В книге «Случай Мандельштама» Б.Сарнов объясняет судьбу Осипа Эмильевича – и параллельно В.Маяковского, Б.Пастернака, С.Есенина – через феномен интеллигенции. Ключевые для всей книги размышления критика об этом феномене страдают логическими и понятийными провалами, фактическими неточностями.

Главным достоинством интеллигенции Сарнов называет стремление к истине. Однако следующим уточнением данное утверждение по сути перечёркивается: «<…> Всё, что лежит за пределами этого самого «своего мнения» для него (интеллигента. – Ю.П.) просто не существует». Если критик прав, а в этом случае он прав, то стоило ли тогда городить огород из истины?

У Сарнова подобные вопросы, естественно, не возникают, в книге он не раз обращается к данному феномену и в итоге выдвигает такую версию. Трагедия интеллигенции заключается в том, что она пренебрегла истиной во имя правды-справедливости. К тому же, Н.Гоголя, Ф.Достоевского, Л.Толстого Б.Сарнов не только относит к интеллигенции, с чем согласиться нельзя, но и ставит их в один ряд с В.Белинским, Н.Чернышевским, Н.Добролюбовым, что абсурдно вдвойне.

Этим произвол критика не ограничивается. Он утверждает, что Гоголь, Достоевский, Толстой в становлении психологического типа интеллигента сыграли не меньшую роль, чем Белинский и «компания». В качестве же доказательства приводится известное высказывание Достоевского о Христе и истине. Оно, с точки зрения Сарнова, «проливает больший свет на духовный облик русского интеллигента, чем все писания Чернышевского и Добролюбова, вместе взятые».
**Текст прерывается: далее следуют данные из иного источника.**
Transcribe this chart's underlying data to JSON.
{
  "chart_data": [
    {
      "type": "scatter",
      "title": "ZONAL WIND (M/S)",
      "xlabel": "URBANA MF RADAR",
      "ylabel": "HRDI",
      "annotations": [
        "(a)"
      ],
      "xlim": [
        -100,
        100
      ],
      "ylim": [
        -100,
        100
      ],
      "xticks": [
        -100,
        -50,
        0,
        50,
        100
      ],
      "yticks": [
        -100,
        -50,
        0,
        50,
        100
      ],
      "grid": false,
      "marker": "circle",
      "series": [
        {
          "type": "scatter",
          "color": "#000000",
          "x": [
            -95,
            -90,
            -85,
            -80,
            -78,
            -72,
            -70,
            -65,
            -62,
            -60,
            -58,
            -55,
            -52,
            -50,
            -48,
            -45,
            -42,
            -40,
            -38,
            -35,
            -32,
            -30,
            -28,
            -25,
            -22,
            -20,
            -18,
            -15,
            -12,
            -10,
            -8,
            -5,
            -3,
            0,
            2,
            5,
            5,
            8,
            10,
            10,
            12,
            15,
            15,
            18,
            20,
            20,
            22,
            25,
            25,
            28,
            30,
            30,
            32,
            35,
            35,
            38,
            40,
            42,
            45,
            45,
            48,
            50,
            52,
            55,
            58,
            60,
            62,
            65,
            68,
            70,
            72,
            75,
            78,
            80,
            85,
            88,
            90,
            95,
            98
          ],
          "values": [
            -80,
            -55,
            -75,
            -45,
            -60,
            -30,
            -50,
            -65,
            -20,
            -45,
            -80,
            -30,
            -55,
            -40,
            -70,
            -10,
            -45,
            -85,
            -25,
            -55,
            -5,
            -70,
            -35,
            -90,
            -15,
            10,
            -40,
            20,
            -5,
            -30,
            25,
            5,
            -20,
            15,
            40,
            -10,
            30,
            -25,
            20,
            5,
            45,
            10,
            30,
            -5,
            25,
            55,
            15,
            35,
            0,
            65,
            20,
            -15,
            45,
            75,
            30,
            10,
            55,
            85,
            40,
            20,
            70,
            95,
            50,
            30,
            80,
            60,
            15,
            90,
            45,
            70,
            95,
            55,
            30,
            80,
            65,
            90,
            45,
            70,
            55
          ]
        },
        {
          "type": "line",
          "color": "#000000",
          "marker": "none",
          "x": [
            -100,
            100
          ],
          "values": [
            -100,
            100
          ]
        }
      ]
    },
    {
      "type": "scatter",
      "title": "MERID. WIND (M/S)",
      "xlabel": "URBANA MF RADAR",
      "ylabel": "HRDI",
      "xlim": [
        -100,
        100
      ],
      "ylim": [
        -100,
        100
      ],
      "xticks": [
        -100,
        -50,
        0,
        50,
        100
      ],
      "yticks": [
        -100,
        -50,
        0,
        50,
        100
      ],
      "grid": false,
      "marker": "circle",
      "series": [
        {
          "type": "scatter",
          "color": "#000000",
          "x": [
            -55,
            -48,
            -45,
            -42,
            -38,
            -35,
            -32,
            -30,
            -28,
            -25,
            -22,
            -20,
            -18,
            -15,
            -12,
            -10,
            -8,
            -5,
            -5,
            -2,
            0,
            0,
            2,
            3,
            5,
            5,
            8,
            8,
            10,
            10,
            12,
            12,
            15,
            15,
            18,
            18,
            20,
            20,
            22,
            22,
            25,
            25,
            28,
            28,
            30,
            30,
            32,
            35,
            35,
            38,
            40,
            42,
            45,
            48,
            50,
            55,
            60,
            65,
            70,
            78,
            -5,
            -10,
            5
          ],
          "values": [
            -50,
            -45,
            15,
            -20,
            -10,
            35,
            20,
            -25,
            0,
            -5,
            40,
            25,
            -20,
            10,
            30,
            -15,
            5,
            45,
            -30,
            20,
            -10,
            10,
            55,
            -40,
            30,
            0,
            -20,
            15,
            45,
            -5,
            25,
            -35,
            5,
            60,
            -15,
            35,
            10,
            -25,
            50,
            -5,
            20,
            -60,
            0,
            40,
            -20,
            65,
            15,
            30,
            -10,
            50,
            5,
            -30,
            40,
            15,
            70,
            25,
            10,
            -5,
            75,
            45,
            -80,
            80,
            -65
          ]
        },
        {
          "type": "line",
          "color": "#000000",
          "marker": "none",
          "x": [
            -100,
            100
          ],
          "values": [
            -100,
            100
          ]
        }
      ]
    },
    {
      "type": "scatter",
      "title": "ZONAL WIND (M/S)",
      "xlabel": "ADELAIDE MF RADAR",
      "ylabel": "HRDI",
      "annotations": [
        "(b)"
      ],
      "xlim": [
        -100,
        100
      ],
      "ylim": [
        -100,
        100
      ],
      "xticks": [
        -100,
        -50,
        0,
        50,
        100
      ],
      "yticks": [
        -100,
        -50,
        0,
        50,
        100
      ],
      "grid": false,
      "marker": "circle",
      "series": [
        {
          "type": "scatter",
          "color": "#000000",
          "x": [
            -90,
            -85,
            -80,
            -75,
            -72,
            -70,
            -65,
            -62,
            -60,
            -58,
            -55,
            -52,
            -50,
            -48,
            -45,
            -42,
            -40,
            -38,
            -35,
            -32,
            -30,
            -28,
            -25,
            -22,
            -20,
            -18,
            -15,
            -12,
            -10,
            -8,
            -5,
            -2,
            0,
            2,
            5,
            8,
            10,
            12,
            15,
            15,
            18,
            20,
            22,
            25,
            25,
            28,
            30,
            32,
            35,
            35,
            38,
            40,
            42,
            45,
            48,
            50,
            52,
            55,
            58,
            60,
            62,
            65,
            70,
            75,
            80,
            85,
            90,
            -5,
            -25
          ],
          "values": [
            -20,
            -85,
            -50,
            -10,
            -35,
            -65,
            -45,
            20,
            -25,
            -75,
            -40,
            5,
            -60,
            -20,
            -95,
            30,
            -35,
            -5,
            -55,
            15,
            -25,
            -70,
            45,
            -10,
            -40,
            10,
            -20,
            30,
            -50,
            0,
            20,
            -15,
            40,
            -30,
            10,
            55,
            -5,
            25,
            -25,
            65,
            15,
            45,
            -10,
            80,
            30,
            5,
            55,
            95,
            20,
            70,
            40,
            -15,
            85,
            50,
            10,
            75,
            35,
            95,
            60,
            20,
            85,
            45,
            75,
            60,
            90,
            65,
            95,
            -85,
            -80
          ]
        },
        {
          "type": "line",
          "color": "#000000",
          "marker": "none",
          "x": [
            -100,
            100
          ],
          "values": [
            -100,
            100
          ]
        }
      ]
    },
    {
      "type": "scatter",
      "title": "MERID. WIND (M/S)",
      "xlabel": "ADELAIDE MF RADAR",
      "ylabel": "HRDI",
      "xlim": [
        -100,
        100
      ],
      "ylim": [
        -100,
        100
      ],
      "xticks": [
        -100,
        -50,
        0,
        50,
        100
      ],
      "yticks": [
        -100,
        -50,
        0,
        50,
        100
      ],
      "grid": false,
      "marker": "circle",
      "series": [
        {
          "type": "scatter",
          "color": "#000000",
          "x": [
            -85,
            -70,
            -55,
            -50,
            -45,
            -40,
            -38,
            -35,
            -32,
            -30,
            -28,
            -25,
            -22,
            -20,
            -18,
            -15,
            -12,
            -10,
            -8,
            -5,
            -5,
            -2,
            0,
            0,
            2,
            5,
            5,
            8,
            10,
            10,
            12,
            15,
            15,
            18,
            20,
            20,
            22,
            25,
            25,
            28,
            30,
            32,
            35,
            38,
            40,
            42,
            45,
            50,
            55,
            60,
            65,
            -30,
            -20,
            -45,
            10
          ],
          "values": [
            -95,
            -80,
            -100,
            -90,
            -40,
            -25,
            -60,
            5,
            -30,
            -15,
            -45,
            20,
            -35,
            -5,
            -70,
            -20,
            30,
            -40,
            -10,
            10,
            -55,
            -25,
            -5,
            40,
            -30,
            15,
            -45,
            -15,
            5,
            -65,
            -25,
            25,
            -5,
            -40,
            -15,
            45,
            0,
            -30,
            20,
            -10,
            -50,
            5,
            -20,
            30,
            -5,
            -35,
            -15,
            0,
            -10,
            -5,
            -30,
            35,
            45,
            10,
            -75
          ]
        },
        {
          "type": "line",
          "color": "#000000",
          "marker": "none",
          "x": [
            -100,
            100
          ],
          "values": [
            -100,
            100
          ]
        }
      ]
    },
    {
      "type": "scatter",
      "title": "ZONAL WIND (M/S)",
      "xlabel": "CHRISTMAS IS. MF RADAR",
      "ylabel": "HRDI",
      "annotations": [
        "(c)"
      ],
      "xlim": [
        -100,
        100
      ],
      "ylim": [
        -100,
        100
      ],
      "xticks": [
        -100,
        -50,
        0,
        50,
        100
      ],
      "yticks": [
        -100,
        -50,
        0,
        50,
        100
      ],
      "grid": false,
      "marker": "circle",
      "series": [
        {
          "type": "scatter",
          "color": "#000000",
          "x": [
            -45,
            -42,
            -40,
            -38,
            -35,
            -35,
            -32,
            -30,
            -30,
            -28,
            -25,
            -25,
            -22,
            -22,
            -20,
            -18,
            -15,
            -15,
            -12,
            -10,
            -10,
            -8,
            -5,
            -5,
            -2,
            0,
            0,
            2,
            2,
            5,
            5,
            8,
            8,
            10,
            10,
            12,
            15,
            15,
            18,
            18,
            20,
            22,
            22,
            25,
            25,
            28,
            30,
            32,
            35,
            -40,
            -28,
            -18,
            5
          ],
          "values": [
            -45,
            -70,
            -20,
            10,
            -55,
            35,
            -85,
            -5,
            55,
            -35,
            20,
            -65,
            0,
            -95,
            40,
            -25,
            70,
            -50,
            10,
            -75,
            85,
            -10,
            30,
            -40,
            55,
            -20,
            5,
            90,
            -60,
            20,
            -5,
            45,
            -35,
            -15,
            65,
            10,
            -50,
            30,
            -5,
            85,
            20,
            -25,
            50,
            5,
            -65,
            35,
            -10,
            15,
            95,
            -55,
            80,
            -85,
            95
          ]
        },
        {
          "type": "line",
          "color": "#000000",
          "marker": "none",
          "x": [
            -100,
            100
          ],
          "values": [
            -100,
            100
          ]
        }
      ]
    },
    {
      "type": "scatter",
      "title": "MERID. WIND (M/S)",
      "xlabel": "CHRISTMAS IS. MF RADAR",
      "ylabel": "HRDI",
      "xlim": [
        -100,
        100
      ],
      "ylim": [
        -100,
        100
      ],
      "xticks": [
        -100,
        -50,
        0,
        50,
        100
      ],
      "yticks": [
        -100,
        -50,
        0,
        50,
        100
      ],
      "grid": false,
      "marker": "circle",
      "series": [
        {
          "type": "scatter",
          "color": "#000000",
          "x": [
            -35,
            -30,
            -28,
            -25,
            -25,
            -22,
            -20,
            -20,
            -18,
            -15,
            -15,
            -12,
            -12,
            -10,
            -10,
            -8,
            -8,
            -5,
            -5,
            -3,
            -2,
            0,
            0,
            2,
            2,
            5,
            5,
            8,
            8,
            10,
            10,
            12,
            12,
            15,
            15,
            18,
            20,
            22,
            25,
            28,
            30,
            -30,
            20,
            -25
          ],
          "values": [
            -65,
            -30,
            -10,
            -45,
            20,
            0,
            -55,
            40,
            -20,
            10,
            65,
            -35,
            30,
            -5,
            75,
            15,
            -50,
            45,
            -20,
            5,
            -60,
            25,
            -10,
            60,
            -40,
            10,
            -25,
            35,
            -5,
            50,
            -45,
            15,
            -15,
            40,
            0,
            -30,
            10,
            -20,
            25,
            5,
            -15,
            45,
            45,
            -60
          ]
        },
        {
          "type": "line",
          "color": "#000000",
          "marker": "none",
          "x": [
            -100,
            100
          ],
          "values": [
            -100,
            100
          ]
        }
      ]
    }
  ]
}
Тезисно скажу об очевидном. Сама постановка вопроса «...если б кто мне доказал, что истина вне Христа» – это ориентация на оппонента, который представляет секулярный, в частности интеллигентский, подход к пониманию проблемы. Для Достоевского же подобной дилеммы «истина – Христос» не существовало, ибо истина в Христе. На это он неоднократно указывал в споре со своими идейными противниками, в том числе теми, кого Сарнов ставит в один ряд с Достоевским. Критик забывает и то, что сущность русского народа Фёдор Михайлович напрямую связывает с Христом и Православием: «... кто не понимает Православия – тот никогда и ничего не поймёт в народе»; «Я утверждаю, что наш народ просветился уже давно, приняв в свою суть Христа и учение его»; «А идеал народа – Христос».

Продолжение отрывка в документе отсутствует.